If you retire into a poor market, that can diminish your nest egg over time.
Frank Maltais
Financial advisor for Fidelity Investments
For new retirees, though, it can make a big difference, Maltais said.
“If you retire into a poor market, that can diminish your nest egg over time, especially if you don’t scale down your withdrawals during that declining market,” Maltais said. “On the other hand, if you have a strong market early in retirement, that can really put the wind at your back.”
For illustration, according to a recent report from Fidelity: If a retiree starts with a balance of $1 million and withdraws $50,000 each year, and there’s a sequence of positive returns early in retirement followed by a bear market later on, the portfolio will have a balance of more than $3 million after 30 years. On the other hand, if there are negative returns early in retirement, followed by a bull market, the portfolio would be depleted in 27 years.
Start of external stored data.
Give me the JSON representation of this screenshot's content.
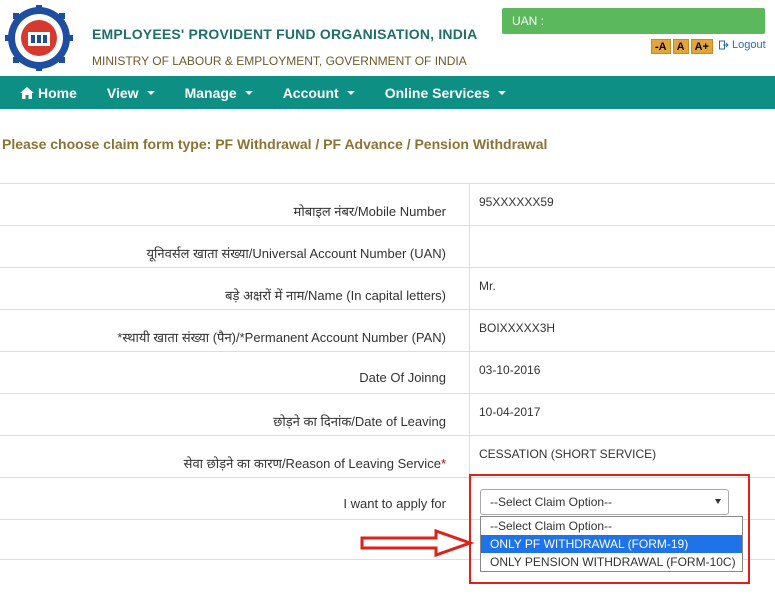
{
  "header": {
    "org_title": "EMPLOYEES' PROVIDENT FUND ORGANISATION, INDIA",
    "org_subtitle": "MINISTRY OF LABOUR & EMPLOYMENT, GOVERNMENT OF INDIA",
    "uan_label": "UAN :",
    "font_buttons": [
      "-A",
      "A",
      "A+"
    ],
    "logout_label": "Logout"
  },
  "nav": {
    "items": [
      "Home",
      "View",
      "Manage",
      "Account",
      "Online Services"
    ]
  },
  "page": {
    "heading": "Please choose claim form type: PF Withdrawal / PF Advance / Pension Withdrawal"
  },
  "form": {
    "rows": [
      {
        "label": "मोबाइल नंबर/Mobile Number",
        "value": "95XXXXXX59"
      },
      {
        "label": "यूनिवर्सल खाता संख्या/Universal Account Number (UAN)",
        "value": ""
      },
      {
        "label": "बड़े अक्षरों में नाम/Name (In capital letters)",
        "value": "Mr."
      },
      {
        "label": "*स्थायी खाता संख्या (पैन)/*Permanent Account Number (PAN)",
        "value": "BOIXXXXX3H"
      },
      {
        "label": "Date Of Joinng",
        "value": "03-10-2016"
      },
      {
        "label": "छोड़ने का दिनांक/Date of Leaving",
        "value": "10-04-2017"
      },
      {
        "label": "सेवा छोड़ने का कारण/Reason of Leaving Service",
        "required_mark": "*",
        "value": "CESSATION (SHORT SERVICE)"
      },
      {
        "label": "I want to apply for",
        "value": ""
      }
    ],
    "select_value": "--Select Claim Option--",
    "options": [
      "--Select Claim Option--",
      "ONLY PF WITHDRAWAL (FORM-19)",
      "ONLY PENSION WITHDRAWAL (FORM-10C)"
    ],
    "highlighted_option_index": 1
  },
  "colors": {
    "navbar": "#0e8f84",
    "uan_box": "#5cb85c",
    "heading": "#8b7334",
    "highlight": "#1e73e8",
    "annotation_red": "#e0201b"
  }
}
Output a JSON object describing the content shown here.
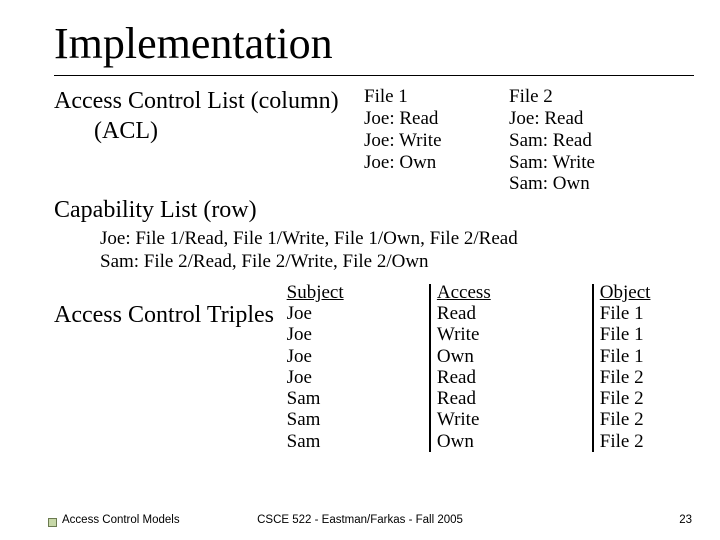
{
  "title": "Implementation",
  "acl": {
    "label_line1": "Access Control List (column)",
    "label_line2": "(ACL)",
    "files": [
      {
        "name": "File 1",
        "entries": [
          "Joe: Read",
          "Joe: Write",
          "Joe: Own"
        ]
      },
      {
        "name": "File 2",
        "entries": [
          "Joe: Read",
          "Sam: Read",
          "Sam: Write",
          "Sam: Own"
        ]
      }
    ]
  },
  "capability": {
    "label": "Capability List (row)",
    "lines": [
      "Joe: File 1/Read, File 1/Write, File 1/Own, File 2/Read",
      "Sam: File 2/Read, File 2/Write, File 2/Own"
    ]
  },
  "triples": {
    "label": "Access Control Triples",
    "headers": {
      "subject": "Subject",
      "access": "Access",
      "object": "Object"
    },
    "rows": [
      {
        "subject": "Joe",
        "access": "Read",
        "object": "File 1"
      },
      {
        "subject": "Joe",
        "access": "Write",
        "object": "File 1"
      },
      {
        "subject": "Joe",
        "access": "Own",
        "object": "File 1"
      },
      {
        "subject": "Joe",
        "access": "Read",
        "object": "File 2"
      },
      {
        "subject": "Sam",
        "access": "Read",
        "object": "File 2"
      },
      {
        "subject": "Sam",
        "access": "Write",
        "object": "File 2"
      },
      {
        "subject": "Sam",
        "access": "Own",
        "object": "File 2"
      }
    ]
  },
  "footer": {
    "left": "Access Control Models",
    "center": "CSCE 522 - Eastman/Farkas - Fall 2005",
    "right": "23"
  }
}
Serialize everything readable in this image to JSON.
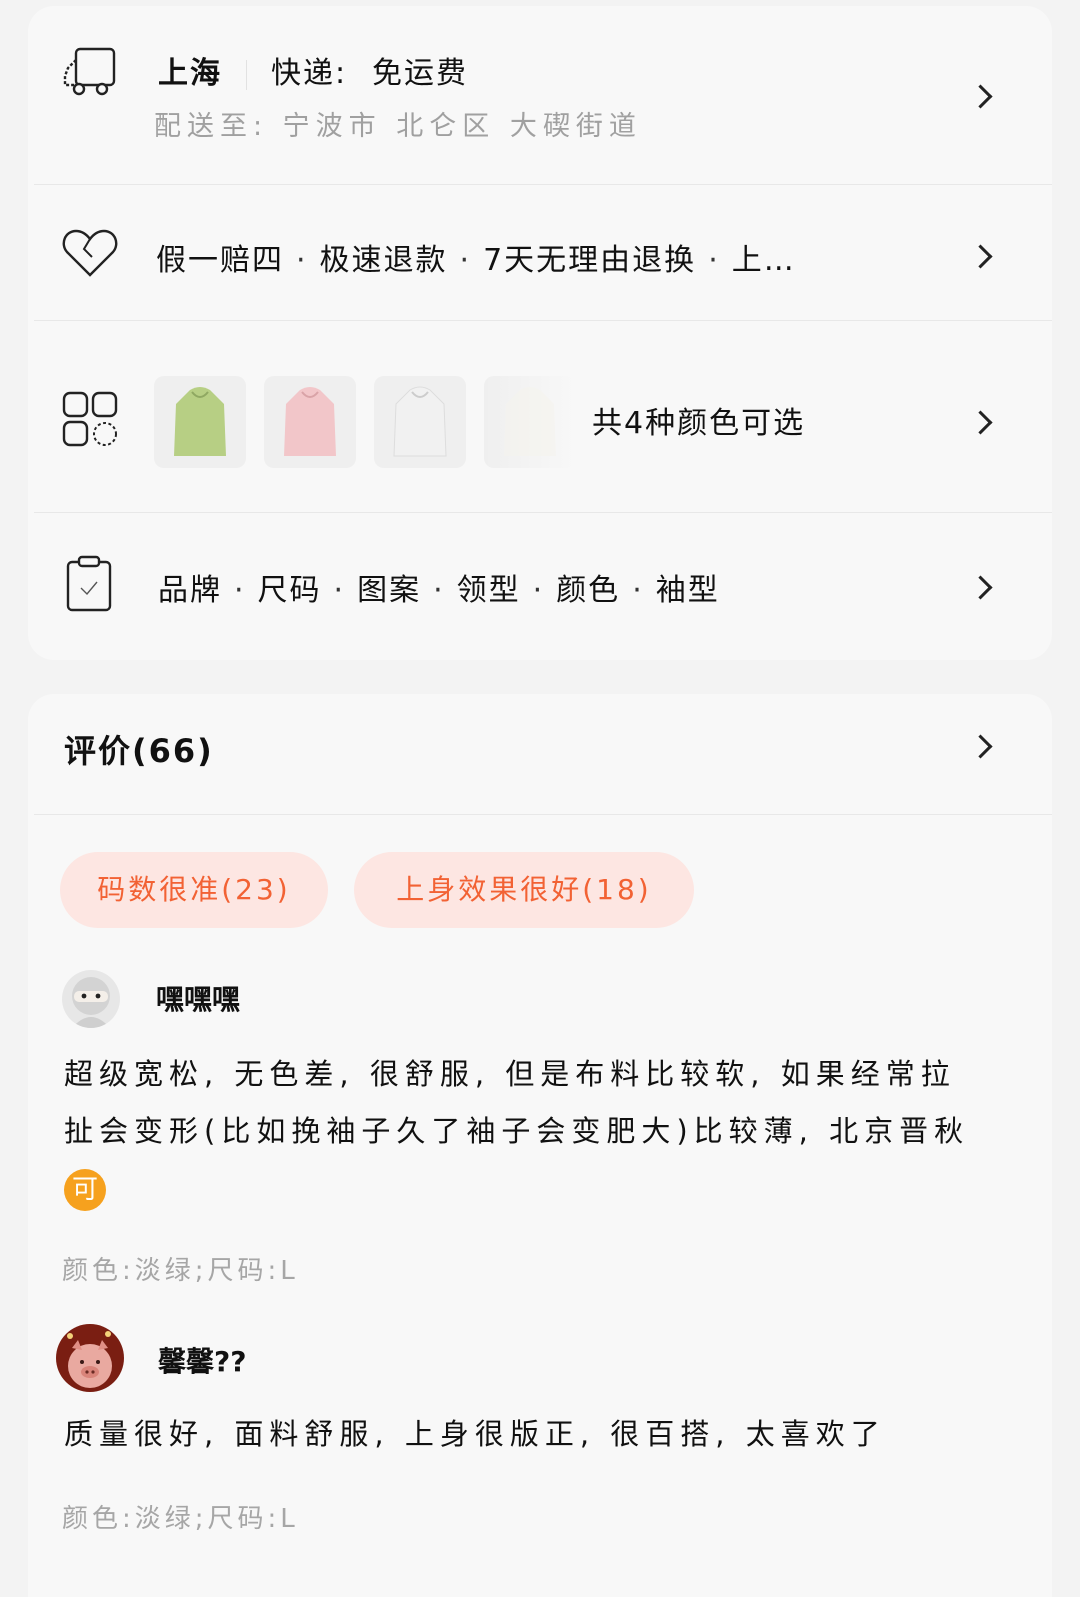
{
  "delivery": {
    "city": "上海",
    "shipping_label": "快递:",
    "shipping_value": "免运费",
    "address": "配送至: 宁波市 北仑区 大碶街道"
  },
  "guarantee": {
    "items": [
      "假一赔四",
      "极速退款",
      "7天无理由退换",
      "上…"
    ]
  },
  "colors": {
    "summary": "共4种颜色可选",
    "swatches": [
      "#b7cf84",
      "#f2c6c9",
      "#f1f1f1",
      "#f5f4ee"
    ]
  },
  "params": {
    "items": [
      "品牌",
      "尺码",
      "图案",
      "领型",
      "颜色",
      "袖型"
    ]
  },
  "reviews": {
    "title": "评价(66)",
    "tags": [
      {
        "label": "码数很准(23)"
      },
      {
        "label": "上身效果很好(18)"
      }
    ],
    "list": [
      {
        "user": "嘿嘿嘿",
        "text": "超级宽松, 无色差, 很舒服, 但是布料比较软, 如果经常拉扯会变形(比如挽袖子久了袖子会变肥大)比较薄, 北京晋秋",
        "emoji": "可",
        "spec": "颜色:淡绿;尺码:L"
      },
      {
        "user": "馨馨??",
        "text": "质量很好, 面料舒服, 上身很版正, 很百搭, 太喜欢了",
        "spec": "颜色:淡绿;尺码:L"
      }
    ]
  }
}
Your rate of withdrawal matters
The rate of withdrawal is a key component of the sequencing risk, Maltais said.
He used the early 1970s as an example: If a 65-year-old retired around 1972, right ahead of them was the 1973-1974 bear market, when the S&P dropped 48%. “That was a time when you had really high inflation, we had an oil crisis and we had a lot of political instability,” Maltais said.
“Investors who had a balanced portfolio that had different asset classes — stocks, bonds, cash — and were drawing 4%, they might have seen that portfolio last,” he said.
But someone who had to withdraw more risked running out — and the higher the rate of withdrawal, the earlier the age that the portfolio would have been depleted, he said.
Be sure to anticipate your retirement spending
It’s also important to have a good handle on what your expenses in retirement will be, advisors say, as well as your sources of income — i.e., Social Security, pension, annuities, part-time work. This helps to determine how much of your portfolio you’ll need to use in any given year.
“Understanding spending needs is the most important item to begin mitigating this [sequencing] risk, rather than starting with portfolio allocation,” said CFP Matthew McKay, director of investments for Briaud Financial Advisors in College Station, Texas.
“The reason we start there is to understand, what level of cushion do we need to build into the [asset] allocation,” McKay said.
“Once we have that number, we build a base of income-oriented assets, meant to be used for those early years of spending, to ensure that we have time to see markets move and perhaps recover if there’s a decline, without needing to sell into weakness,” he said.
Maltais said that the rate of withdrawal can influence how much of a portfolio should be in stocks. For example, someone who has enough other sources of income may only expect to need 1% of their portfolio yearly. That investor may afford to be more aggressive in their investing, he said, compared with someone who expects to need 6%.
One way to plan against the risk is to have a solid emergency fund, Maltais said.
“Try to have one to two years of expenses in cash,” he said. “That way if there is an unexpected downturn, [retirees] don’t necessarily have to sell their portfolio down as much if an unexpected expense happens.”